After the international break, attention returned to the domestic scene and I’m going to focus on three very high profile managers who find themselves under pressure following disappointing results at the weekend: Brendan Rodgers, Arsene Wenger, and Ally McCoist.
Liverpool lost 3-1 at Crystal Palace and after the game Rodgers admitted “I’m not arrogant enough to think that I will be in a job through anything, any manager will tell you that you have to win games and you have to get results.” The results that he’s been getting this season have been very poor ones.
One unusual aspect of yesterday’s debacle was that a Liverpool striker actually scored. Lambert, long overdue a run in the side, put Liverpool ahead very early on but they then got “bullied” out of the game as Jamie Carragher put it. The former Liverpool player blasted his old club for being “mentally and physically weak.” It’s a charge that they don’t have much defence against at the moment.
There’s no doubt that Liverpool are currently suffering a critical deficit in confidence. Rodgers said: “You could see our passing was a wee bit tentative, and then we make mistakes. Mistakes you wouldn’t expect to see from a team that’s supposed to be challenging. We failed to manage the game.”
That seems a fair summation of Liverpool’s season to date: a bit tentative, far too many unforced errors, and too many games that they seem to have let drift by rather than imposing themselves on.
I’ve written before that Liverpool massively overachieved last season (and many of their rivals considerably underachieved) and this season was always going to prove a stern test of character. How many of Liverpool’s squad really thought the team would challenge for the title this season? I suspect not many.
Rodgers knows he now finds himself under pressure and that’s clear from the comments he made in the post-match interview. His team faces a huge Champions League game in midweek and anything less than a win will see the pressure intensify.
In my view the manager deserves more time, his achievements last season have earned him that along with the general improvement that has taken place in his time at the club. The injuries to Sturridge have been a huge blow but Rodgers could have compensated better by playing Balotelli and Lambert together more often.
His dealings in the transfer market have been disappointing so far and it’s unlikely that he’ll get many more transfer windows to get it right and sign the quality of player needed to make the starting 11 stronger. For now though his job should be safe and I think it will be.
Another man feeling the heat at the beginning of what looks like another winter of discontent is Arsene Wenger.
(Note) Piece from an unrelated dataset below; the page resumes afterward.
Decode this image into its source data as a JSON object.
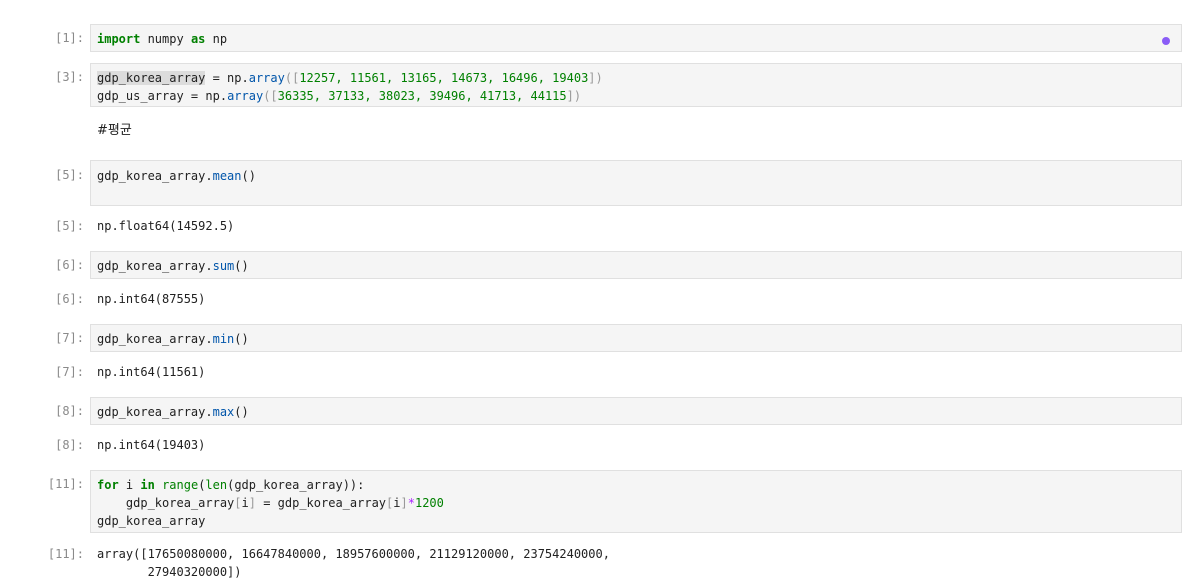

There are actually quite a few similarities between the Frenchman and Rodgers: both have very clearly defined footballing philosophies, both pride themselves on the aesthetics of how their teams play, and both have struggled in the transfer market.
Arsenal’s home loss to Manchester United on Saturday saw Wenger’s detractors back out in vocal force. Piers Morgan called 606 and suggested “it’s a heartbreaking divorce, but divorce it has to be.” I don’t think anyone takes Morgan very seriously in any sphere these days, if they ever did, so I doubt Wenger will lose very much sleep over his comments.
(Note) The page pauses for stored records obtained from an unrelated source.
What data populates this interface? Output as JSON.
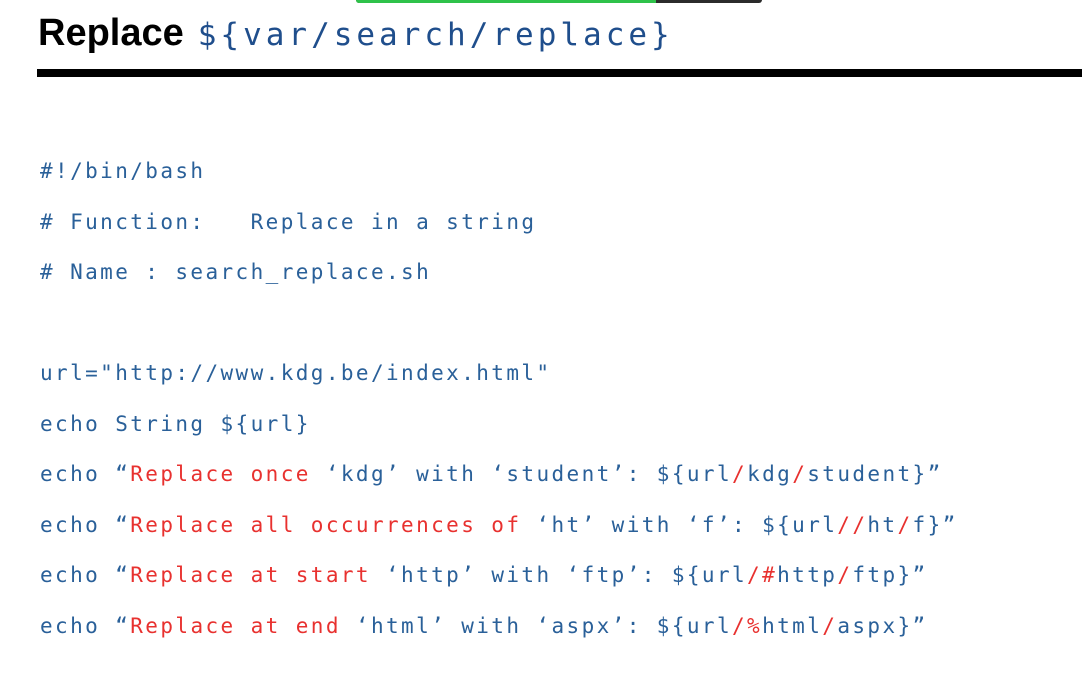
{
  "progress": {
    "fraction": 0.74
  },
  "title": {
    "word": "Replace",
    "code": "${var/search/replace}"
  },
  "colors": {
    "code_blue": "#2a6099",
    "highlight_red": "#e8312f",
    "title_code_blue": "#1f4e8c",
    "progress_green": "#2fc24a"
  },
  "code_lines": [
    [
      {
        "t": "#!/bin/bash"
      }
    ],
    [
      {
        "t": "# Function:   Replace in a string"
      }
    ],
    [
      {
        "t": "# Name : search_replace.sh"
      }
    ],
    [
      {
        "t": ""
      }
    ],
    [
      {
        "t": "url=\"http://www.kdg.be/index.html\""
      }
    ],
    [
      {
        "t": "echo String ${url}"
      }
    ],
    [
      {
        "t": "echo “"
      },
      {
        "t": "Replace once",
        "red": true
      },
      {
        "t": " ‘kdg’ with ‘student’: ${url"
      },
      {
        "t": "/",
        "red": true
      },
      {
        "t": "kdg"
      },
      {
        "t": "/",
        "red": true
      },
      {
        "t": "student}”"
      }
    ],
    [
      {
        "t": "echo “"
      },
      {
        "t": "Replace all occurrences of",
        "red": true
      },
      {
        "t": " ‘ht’ with ‘f’: ${url"
      },
      {
        "t": "//",
        "red": true
      },
      {
        "t": "ht"
      },
      {
        "t": "/",
        "red": true
      },
      {
        "t": "f}”"
      }
    ],
    [
      {
        "t": "echo “"
      },
      {
        "t": "Replace at start",
        "red": true
      },
      {
        "t": " ‘http’ with ‘ftp’: ${url"
      },
      {
        "t": "/#",
        "red": true
      },
      {
        "t": "http"
      },
      {
        "t": "/",
        "red": true
      },
      {
        "t": "ftp}”"
      }
    ],
    [
      {
        "t": "echo “"
      },
      {
        "t": "Replace at end",
        "red": true
      },
      {
        "t": " ‘html’ with ‘aspx’: ${url"
      },
      {
        "t": "/%",
        "red": true
      },
      {
        "t": "html"
      },
      {
        "t": "/",
        "red": true
      },
      {
        "t": "aspx}”"
      }
    ]
  ]
}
His sleep cannot be entirely undisturbed however by the way his team is playing. The problems confronting Liverpool are equally applicable to Arsenal. The spine of Wenger’s team is soft and until he strengthens it little is likely to change at the Emirates except eventually the manager.
Wenger will always be an Arsenal legend and rightly so but I think Arsenal do now need a new boss in order to make serious progress. Dortmund’s Klopp is being heavily linked with Arsenal, and to a lesser extent Liverpool, and I wouldn’t be at all surprised if he was managing somewhere in England by the start of next season if not sooner.
Apparently stewards removed a ‘Wenger Out’ sign during the game as they feared it would spark tensions among the crowd. That’s just about the most ridiculous thing I’ve ever heard. Speaking of ridiculous, one Arsenal fan found the tension so much that they threw some red wine at the Manchester United bench. Those sat there must have been glad it wasn’t a prawn sandwich projectile aimed in their direction.
Arsenal are already out of contention for the league and are very unlikely to win the Champions League. I think this will be Wenger’s last season in charge.
Another man who could use a glass of red to calm the tensions today is Ally McCoist. Rangers lost 2-0 to Hearts and are now nine points behind the Tynecastle outfit. I saw an online poll run by one Scottish newspaper which showed a clear majority suggesting that McCoist should go.
There’s not the time or space here to go into the calamity of Rangers in recent years. The club has been an omnishambles and the manager has been one of very few to emerge from the period with any credit whatsoever. He has been dragging Rangers back from the depths of Scottish football and while it has not always been pretty, so far he has got the job done.
He more than deserves the chance to try and finish the job of getting his club back into the top flight. One thing’s for sure, Jurgen Klopp will not be managing at Ibrox next season.